Supercooling is the process of lowering the water’s temperature below freezing point, without it becoming a solid and then watching it rapidly freeze when force is applied.
What do I need?
To start, you’ll need 2 plastic bottles of clean, filtered water and place them in your freezer for 2-3 hours. Try to put them in the coldest part of the freezer, which is usually the ice tray section.
How does it work?
Water is usually in a liquid state at room temperature, this is as a result of the molecules vibrating, flowing and tumbling past each other (this is what makes water flow). When a liquid becomes solid, these molecules come together and lock into place. They still vibrate, but instead of moving past each other, they stick together.
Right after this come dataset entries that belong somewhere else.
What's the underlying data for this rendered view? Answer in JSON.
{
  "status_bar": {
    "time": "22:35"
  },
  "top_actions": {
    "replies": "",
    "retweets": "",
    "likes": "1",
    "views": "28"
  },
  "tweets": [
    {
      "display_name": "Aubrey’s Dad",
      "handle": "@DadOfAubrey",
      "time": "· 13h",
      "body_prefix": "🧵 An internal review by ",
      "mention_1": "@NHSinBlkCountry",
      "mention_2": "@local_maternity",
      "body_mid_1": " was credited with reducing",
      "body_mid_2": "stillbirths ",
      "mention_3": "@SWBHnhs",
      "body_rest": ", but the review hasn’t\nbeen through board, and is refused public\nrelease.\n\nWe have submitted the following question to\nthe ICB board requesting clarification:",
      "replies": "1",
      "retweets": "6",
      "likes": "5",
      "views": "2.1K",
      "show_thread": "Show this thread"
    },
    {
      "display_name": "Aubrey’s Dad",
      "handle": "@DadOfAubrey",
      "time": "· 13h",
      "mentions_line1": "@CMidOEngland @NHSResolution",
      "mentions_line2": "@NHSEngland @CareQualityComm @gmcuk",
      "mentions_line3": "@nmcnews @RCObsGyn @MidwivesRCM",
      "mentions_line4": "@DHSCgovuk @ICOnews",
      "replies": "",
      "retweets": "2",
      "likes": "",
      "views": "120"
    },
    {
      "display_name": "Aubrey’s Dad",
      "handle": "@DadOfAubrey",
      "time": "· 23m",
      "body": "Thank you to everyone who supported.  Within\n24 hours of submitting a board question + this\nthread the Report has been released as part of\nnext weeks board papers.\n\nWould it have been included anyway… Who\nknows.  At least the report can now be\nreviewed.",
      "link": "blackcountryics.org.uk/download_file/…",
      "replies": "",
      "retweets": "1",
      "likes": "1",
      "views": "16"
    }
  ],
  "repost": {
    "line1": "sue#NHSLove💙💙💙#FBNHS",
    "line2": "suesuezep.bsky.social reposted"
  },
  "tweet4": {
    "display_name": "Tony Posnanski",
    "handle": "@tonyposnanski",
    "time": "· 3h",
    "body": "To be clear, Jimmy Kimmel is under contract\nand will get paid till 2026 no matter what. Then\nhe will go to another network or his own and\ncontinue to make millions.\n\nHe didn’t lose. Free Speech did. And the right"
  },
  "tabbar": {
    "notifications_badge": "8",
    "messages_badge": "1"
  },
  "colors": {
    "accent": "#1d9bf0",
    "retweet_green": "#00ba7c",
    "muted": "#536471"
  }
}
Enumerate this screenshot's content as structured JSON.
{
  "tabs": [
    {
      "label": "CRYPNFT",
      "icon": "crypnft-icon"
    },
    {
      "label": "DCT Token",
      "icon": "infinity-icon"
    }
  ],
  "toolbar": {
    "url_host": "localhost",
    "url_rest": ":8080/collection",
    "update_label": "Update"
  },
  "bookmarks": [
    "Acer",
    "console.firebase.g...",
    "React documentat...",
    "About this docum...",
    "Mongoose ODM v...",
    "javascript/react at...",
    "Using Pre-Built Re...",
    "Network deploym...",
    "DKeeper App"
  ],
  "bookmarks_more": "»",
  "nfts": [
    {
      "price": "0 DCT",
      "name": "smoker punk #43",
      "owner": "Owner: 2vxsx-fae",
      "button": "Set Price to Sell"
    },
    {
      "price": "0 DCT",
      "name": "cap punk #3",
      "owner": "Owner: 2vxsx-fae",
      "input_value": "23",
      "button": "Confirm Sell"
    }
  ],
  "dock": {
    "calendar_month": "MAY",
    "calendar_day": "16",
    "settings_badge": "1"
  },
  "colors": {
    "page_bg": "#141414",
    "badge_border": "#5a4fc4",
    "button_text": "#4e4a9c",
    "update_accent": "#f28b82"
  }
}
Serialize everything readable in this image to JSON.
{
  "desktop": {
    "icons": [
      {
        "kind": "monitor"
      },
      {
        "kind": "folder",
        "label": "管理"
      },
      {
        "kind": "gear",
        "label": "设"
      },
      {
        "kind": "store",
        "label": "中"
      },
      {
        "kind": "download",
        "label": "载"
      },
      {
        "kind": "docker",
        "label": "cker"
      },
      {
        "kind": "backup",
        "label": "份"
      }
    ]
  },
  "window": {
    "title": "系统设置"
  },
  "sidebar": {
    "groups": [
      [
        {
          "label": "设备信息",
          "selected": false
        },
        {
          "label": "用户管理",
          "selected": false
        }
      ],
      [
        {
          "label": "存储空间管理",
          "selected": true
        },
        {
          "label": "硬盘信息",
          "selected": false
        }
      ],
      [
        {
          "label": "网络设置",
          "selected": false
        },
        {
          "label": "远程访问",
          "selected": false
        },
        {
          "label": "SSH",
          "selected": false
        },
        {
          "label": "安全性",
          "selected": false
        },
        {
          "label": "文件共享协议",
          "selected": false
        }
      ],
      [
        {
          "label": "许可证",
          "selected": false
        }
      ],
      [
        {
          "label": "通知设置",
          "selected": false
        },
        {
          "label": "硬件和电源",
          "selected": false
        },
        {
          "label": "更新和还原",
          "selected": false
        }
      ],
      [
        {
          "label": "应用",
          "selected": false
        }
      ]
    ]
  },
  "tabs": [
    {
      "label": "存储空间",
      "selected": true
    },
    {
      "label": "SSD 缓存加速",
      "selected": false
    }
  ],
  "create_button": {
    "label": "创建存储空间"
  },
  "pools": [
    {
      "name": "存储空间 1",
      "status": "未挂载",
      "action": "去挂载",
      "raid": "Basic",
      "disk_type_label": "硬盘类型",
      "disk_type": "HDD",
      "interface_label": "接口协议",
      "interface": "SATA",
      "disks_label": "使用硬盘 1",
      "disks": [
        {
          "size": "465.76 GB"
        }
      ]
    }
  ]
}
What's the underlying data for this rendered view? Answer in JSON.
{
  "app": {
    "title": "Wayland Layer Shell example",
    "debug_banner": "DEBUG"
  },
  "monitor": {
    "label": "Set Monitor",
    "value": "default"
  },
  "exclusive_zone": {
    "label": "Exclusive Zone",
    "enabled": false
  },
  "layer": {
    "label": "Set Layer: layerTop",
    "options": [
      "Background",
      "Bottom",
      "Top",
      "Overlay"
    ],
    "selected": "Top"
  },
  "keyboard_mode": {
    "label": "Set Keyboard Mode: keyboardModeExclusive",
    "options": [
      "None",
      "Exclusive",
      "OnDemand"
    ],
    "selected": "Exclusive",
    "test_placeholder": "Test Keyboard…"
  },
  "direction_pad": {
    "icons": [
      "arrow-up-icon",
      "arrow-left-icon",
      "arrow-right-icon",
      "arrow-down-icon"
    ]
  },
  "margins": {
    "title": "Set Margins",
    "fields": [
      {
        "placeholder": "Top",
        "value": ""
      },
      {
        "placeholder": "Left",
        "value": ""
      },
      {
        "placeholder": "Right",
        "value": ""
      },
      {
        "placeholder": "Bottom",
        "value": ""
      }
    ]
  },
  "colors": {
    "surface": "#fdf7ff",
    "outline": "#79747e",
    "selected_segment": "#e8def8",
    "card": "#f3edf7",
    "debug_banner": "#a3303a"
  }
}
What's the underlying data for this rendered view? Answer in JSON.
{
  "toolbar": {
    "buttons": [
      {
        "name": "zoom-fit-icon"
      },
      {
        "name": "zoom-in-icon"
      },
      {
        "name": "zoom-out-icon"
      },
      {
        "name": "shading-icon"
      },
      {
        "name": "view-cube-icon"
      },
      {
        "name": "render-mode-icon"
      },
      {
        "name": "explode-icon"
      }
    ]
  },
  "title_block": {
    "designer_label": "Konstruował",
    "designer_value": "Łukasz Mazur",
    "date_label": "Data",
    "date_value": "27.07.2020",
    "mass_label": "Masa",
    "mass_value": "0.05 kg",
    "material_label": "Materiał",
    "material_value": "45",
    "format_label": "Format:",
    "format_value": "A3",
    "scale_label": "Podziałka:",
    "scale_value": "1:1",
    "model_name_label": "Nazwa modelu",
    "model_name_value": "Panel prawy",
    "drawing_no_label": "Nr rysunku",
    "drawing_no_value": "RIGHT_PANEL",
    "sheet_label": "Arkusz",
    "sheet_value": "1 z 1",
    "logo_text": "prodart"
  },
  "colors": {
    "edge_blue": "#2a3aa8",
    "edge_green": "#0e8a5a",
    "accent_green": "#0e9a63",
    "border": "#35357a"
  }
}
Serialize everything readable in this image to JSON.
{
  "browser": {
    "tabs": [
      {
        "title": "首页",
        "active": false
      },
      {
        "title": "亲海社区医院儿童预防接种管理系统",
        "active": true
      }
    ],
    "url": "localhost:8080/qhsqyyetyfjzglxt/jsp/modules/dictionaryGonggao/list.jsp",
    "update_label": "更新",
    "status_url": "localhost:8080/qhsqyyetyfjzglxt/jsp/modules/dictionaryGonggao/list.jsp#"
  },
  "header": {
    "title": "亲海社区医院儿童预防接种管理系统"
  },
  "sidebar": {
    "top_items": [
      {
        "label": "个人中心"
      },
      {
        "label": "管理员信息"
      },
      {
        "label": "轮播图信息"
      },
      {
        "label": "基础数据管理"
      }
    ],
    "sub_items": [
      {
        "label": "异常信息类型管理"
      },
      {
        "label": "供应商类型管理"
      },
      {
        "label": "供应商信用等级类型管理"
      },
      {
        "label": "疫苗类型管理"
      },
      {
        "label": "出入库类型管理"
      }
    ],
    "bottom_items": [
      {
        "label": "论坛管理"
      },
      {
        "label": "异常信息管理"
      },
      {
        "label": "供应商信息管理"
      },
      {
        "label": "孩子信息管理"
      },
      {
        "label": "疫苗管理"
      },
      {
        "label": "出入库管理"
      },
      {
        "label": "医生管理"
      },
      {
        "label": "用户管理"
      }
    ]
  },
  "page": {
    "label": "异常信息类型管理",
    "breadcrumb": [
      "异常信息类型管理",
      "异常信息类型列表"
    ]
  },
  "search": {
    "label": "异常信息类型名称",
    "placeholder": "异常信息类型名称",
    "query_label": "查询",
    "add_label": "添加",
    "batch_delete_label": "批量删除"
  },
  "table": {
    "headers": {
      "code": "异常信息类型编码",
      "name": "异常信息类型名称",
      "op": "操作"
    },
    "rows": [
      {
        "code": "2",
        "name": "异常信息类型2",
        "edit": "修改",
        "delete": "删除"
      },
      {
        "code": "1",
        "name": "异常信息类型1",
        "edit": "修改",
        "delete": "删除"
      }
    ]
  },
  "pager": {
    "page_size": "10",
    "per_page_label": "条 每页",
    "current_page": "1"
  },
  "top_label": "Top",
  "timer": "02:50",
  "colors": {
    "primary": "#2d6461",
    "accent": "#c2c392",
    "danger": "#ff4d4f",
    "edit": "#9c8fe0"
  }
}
In the instant ice experiment, you’re supercooling the water to below zero degrees. However, it’s difficult for pure or filtered water to become a solid without somewhere for the ice crystals to start growing. The impurities in untreated water naturally act as spots where the crystal can start forming. Some kind of nucleation event is needed for pure water to turn solid.
Nucleation is the first step in the development of a new thermodynamic phase and determines how long you have to wait for this new phase to appear. For example, when you bang the water bottle against a hard surface, it will cause a few molecules to line up and start forming the ice crystal from the top down.
I’ve supercooled the water, what do I do next?
Step 1 – Carefully remove one of the bottles from the freezer. Don’t bump, drop or shake it. Leave the other bottle in the freezer in case the first one isn’t cold enough.
Step 2 – Bang it on the kitchen table and watch the ice crystal growing from the top to the bottom of the bottle.